Training Transformers on TPU

This post shows how clean and straightforward it is to use huggingface library and tensorflow 2 to train transformer models on GPU and TPU!

As of today (April, 2020), this is how you fine tune a BERT model on GPU (Same code works for CPU as well).

# load data
#
# df = load_data()
# -----------------------
# text            , label
# -----------------------
# good job.           1
# oh no!              0
# .....

# tokenize text
text_col = df.text.astype(str)
input_ids = []
for i in range(0, len(text_col), config.chunk_size):
    text_chunk = text_col[i:i+config.chunk_size].tolist()
    encoded = tokenizer.encode_batch(text_chunk)
    input_ids.extend([enc.ids for enc in encoded])

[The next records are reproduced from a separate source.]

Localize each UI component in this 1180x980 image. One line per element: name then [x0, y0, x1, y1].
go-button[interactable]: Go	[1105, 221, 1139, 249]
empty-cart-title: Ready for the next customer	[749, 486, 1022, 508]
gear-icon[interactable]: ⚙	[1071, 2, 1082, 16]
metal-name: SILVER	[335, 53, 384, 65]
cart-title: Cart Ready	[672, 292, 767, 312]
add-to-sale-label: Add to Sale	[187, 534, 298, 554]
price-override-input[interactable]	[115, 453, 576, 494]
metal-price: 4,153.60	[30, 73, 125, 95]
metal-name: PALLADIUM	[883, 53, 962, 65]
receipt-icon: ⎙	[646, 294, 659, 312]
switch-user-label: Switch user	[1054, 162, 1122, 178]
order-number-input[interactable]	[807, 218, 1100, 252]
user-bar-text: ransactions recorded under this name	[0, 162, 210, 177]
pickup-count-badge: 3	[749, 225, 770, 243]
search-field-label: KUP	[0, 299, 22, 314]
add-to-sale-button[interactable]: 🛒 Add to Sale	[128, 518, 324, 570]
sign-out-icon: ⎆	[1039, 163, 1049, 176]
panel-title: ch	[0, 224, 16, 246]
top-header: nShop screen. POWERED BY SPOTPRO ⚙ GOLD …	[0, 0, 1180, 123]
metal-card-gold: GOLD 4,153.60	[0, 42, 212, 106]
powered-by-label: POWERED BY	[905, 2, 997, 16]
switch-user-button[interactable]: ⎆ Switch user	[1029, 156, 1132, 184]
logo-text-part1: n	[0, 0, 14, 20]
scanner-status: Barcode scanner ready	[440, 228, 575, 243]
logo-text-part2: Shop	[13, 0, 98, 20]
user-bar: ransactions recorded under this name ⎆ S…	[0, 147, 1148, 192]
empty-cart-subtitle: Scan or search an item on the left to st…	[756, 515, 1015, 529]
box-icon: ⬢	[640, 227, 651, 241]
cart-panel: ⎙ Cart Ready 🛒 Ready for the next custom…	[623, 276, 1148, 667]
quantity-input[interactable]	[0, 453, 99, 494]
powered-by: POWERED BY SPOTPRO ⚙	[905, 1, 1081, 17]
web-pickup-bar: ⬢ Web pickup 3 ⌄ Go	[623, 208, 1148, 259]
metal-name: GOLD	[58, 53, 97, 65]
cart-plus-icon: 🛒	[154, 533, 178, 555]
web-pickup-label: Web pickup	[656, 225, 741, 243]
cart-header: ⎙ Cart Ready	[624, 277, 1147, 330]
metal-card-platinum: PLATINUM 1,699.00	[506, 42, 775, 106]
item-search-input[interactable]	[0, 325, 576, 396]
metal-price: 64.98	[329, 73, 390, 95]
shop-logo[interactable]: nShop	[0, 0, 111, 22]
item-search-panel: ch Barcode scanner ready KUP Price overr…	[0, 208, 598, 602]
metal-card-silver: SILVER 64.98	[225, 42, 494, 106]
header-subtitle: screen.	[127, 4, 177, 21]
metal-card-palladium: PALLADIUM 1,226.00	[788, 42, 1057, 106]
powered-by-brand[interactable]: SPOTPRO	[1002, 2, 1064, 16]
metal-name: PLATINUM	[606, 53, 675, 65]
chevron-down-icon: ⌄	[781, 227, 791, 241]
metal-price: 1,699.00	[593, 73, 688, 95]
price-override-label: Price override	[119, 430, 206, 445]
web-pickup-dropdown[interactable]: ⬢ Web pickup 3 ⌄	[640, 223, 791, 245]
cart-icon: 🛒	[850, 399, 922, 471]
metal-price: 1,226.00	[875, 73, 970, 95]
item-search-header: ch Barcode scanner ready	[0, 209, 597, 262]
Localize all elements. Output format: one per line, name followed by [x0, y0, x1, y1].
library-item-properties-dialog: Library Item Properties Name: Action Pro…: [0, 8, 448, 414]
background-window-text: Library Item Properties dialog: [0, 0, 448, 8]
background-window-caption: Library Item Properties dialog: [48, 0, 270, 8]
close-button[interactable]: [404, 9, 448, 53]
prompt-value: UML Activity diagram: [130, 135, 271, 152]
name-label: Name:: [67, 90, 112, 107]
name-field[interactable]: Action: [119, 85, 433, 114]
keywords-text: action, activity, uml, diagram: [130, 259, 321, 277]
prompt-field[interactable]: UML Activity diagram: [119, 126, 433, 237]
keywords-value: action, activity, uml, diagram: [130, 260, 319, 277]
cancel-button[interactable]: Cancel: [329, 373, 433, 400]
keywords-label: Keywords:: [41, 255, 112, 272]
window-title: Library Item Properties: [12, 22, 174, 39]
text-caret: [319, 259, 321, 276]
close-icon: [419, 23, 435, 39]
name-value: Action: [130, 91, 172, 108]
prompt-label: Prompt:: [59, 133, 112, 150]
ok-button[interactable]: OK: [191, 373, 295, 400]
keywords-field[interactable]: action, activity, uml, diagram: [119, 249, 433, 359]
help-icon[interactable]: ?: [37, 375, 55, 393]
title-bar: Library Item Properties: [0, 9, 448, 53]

x_train = np.array(input_ids)
y_train = df.label.values

# create data loader
train_dataset = (
    tf.data.Dataset
    .from_tensor_slices((x_train, y_train))
    .repeat()
    .shuffle(2048)
    .batch(config.batch_size)
    .prefetch(tf.data.experimental.AUTOTUNE)
)

# create model : Input > BERT > Dense
bert = TFBertModel.from_pretrained(config.MODEL_PATH, config=BertConfig())
input_ids = layers.Input(shape=(config.maxlen,), dtype=tf.int32)
sequence_output = bert(input_ids)[0][:, 0, :]
out = layers.Dense(1, activation='sigmoid')(sequence_output)
classifier = models.Model(inputs=input_ids, outputs=out)

# compile
classifier.compile(optimizers.Adam(lr=3e-5), 
                   loss='binary_crossentropy', 
                   metrics=[metrics.AUC()])

# train !
train_history = classifier.fit(
    train_dataset,
    steps_per_epoch=150,
    epochs=30
)

And this is how you do the same thing on TPUs. (Few extra lines added to load the model on TPU)

# load data
#
# df = load_data()
# -----------------------
# text            , label
# -----------------------
# good job.           1
# oh no!              0
# .....

# create distribution strategy
tpu = tf.distribute.cluster_resolver.TPUClusterResolver()
tf.config.experimental_connect_to_cluster(tpu)
tf.tpu.experimental.initialize_tpu_system(tpu)
strategy = tf.distribute.experimental.TPUStrategy(tpu)

# create model : Input > BERT > Dense
with strategy.scope():
    bert = TFBertModel.from_pretrained(config.MODEL_PATH, config=BertConfig())
    input_ids = layers.Input(shape=(config.maxlen,), dtype=tf.int32)
    sequence_output = bert(input_ids)[0][:, 0, :]
    out = layers.Dense(1, activation='sigmoid')(sequence_output)
    classifier = models.Model(inputs=input_ids, outputs=out)
    
    classifier.compile(optimizers.Adam(lr=3e-5), 
                   loss='binary_crossentropy', 
                   metrics=[metrics.AUC()])
    
# tokenize text
text_col = df.text.astype(str)
input_ids = []
for i in tqdm(range(0, len(text_col), config.chunk_size)):
    text_chunk = text_col[i:i+config.chunk_size].tolist()
    encoded = tokenizer.encode_batch(text_chunk)
    input_ids.extend([enc.ids for enc in encoded])

x_train = np.array(input_ids)
y_train = df.label.values

# create data loader
train_dataset = (
    tf.data.Dataset
    .from_tensor_slices((x_train, y_train))
    .repeat()
    .shuffle(2048)
    .batch(config.batch_size)
    .prefetch(tf.data.experimental.AUTOTUNE)
)

# train !
train_history = classifier.fit(
    train_dataset,
    steps_per_epoch=150,
    epochs=30
)

Its honestly amazing how easy this is compared to the old tensorflow 1.1x flow in the original code base of BERT paper!

This abstraction and creation of clean APIs for latest deep learning techniques and models will continue to lower the barrier for using them in applications.